NIDA funds $428K research on medication assisted treatment that could treat addiction to cocaine, meth, heroin and other substances
By Jason Langendorf
December 15, 2020In October, clinical researchers in New Jersey and North Carolina received a $428,000 grant from the National Institute on Drug Abuse (NIDA) for their work on medication assisted treatment (MAT) that eventually could be used to treat abuse of psychostimulant drugs such as cocaine and methamphetamines, as well as heroin (an opioid). Rowan University’s Thomas Keck, Ph.D., shown in photo, and High Point University’s Comfort Boateng, Ph.D., are co-principal investigators whose research has focused on the dopamine D4 receptor and its role in a number of functions, including those associated with addiction.
Medication-assisted treatment (MAT) has been a game-changing and, in certain cases, life-saving addition to the spectrum of addiction care. Although science has yet to deliver a therapeutic drug for substances such as psychostimulants, even that component may be near at hand.
I’m pretty certain there will never be a pill that will undo drug addiction. But there absolutely could be, and hopefully someday soon, a medication that can help. A multi-pronged approach is always probably going to be most effective.”—Thomas Keck, Ph.D., associate professor, Rowan University
The D4 receptor plays an important role in decision-making and has been researched extensively for its links to attention deficit disorder and addiction. Much of Keck and Boateng’s work is devoted to refining new compounds that affect the D4 receptor and helping to improve outcomes for those with addiction and other conditions.

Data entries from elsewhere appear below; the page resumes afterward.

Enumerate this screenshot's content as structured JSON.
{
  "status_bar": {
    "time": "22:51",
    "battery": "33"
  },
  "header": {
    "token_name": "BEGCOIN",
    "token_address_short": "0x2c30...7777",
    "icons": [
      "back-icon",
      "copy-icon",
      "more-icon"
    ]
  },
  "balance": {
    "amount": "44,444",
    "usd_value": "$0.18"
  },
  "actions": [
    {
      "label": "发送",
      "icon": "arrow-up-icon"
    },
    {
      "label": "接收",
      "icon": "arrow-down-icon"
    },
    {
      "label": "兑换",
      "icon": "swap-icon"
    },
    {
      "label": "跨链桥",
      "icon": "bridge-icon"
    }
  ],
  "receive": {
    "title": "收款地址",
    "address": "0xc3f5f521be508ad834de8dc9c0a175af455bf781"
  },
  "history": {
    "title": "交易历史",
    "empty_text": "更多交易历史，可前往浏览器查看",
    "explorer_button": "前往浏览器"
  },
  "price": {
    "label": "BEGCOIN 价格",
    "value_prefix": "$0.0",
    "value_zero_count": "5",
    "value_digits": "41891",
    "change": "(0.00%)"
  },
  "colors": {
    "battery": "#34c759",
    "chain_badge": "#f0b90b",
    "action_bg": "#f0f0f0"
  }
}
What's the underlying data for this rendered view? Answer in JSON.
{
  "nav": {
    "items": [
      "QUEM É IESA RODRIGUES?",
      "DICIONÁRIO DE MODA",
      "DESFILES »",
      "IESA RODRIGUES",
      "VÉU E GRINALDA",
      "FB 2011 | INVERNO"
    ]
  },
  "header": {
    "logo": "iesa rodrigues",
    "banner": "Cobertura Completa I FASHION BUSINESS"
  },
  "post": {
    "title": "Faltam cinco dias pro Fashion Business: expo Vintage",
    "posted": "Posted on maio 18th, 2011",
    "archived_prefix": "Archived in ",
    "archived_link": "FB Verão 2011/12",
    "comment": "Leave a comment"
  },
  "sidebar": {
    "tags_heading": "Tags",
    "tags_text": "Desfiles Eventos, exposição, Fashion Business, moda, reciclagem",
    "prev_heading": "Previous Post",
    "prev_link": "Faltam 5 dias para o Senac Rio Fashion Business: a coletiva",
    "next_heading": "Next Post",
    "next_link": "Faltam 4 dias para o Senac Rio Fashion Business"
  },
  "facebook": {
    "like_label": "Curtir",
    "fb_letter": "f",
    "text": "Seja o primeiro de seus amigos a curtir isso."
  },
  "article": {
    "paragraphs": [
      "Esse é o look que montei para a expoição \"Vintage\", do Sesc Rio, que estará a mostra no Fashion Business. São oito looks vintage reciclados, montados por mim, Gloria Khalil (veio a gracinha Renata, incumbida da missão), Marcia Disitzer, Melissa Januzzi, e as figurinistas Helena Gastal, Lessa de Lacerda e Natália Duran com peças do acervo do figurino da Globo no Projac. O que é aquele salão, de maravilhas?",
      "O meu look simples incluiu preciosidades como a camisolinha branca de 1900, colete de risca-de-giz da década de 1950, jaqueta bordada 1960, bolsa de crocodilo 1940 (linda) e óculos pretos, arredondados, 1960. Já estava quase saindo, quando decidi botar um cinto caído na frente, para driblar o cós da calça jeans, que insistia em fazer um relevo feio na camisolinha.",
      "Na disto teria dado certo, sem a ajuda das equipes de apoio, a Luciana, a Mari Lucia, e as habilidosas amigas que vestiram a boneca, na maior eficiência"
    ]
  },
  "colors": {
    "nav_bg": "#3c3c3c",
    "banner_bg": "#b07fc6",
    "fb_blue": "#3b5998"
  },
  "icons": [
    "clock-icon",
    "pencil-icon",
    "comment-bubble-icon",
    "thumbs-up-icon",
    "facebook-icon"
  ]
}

Psychostimulant MAT Study Focus: D4 Receptor
“The ideal way that I think the drugs we’re working on could potentially be useful—and we have some level of data that supports that we might be able to accomplish this—is that it might have a dual effect,” says Keck, an associate professor in Rowan’s Department of Chemistry & Biochemistry and Department of Molecular & Cellular Biosciences. “These compounds that affect the D4 receptor might make something like cocaine a little less enjoyable, and they might make it a little easier to make the decision not to do cocaine.”
Keck is quick to shoot down assumptions that might be drawn from his group’s work about the nature of addiction. Although the D4 receptor is associated with executive function, he says framing drug use and misuse as a simple choice, or a personal failing, is “victim blaming”—and a great oversimplification of a complex problem.
“The drugs of abuse work by a lot of different means,” Keck says. “But what they end up doing is changing the balance of what feels like the right choice at the right time. Because, depending on what drug we’re talking about, they could have some levels of inducing euphoria, they could have some levels of reducing anxiety or other sort of negative effects. There could be visual components. And the way we respond to drugs, whether it’s acutely or chronically, varies based upon our life experiences and our genetic backgrounds and just the time and place. It’s a complicated milieu of signaling and understanding.”
Keck adds that the gene associated with the D4 receptor is “pretty variable in the population at large.” Although the researchers don’t fully understand the variations yet, students under Keck and Boateng, an assistant professor of basic pharmaceutical sciences at High Point’s Fred Wilson School of Pharmacy, now have the grant funding to build on their work toward optimizing new molecules targeting the D4 receptor.
Psychostimulant MAT Timeline: Five Years
If Keck and Boateng’s research progresses as hoped, a MAT for psychostimulants could be developed and brought to market in as soon as five years. Keck cautions, however, that this estimate is a best-case scenario: “What’s probably more likely is that we’ll identify new information from these medications, from these drug molecules, that will help us design the next round.”
In the meantime, a continuum of care remains the most reliable addiction treatment path. MAT is not—and likely never will be—a magic bullet for substance use disorder (SUD).
“I’m pretty certain there will never be a pill that will undo drug addiction,” says Keck. “But there absolutely could be, and hopefully someday soon, a medication that can help. A multi-pronged approach is always probably going to be most effective. It’s about changing the circumstances around which problematic drug-taking occurs.”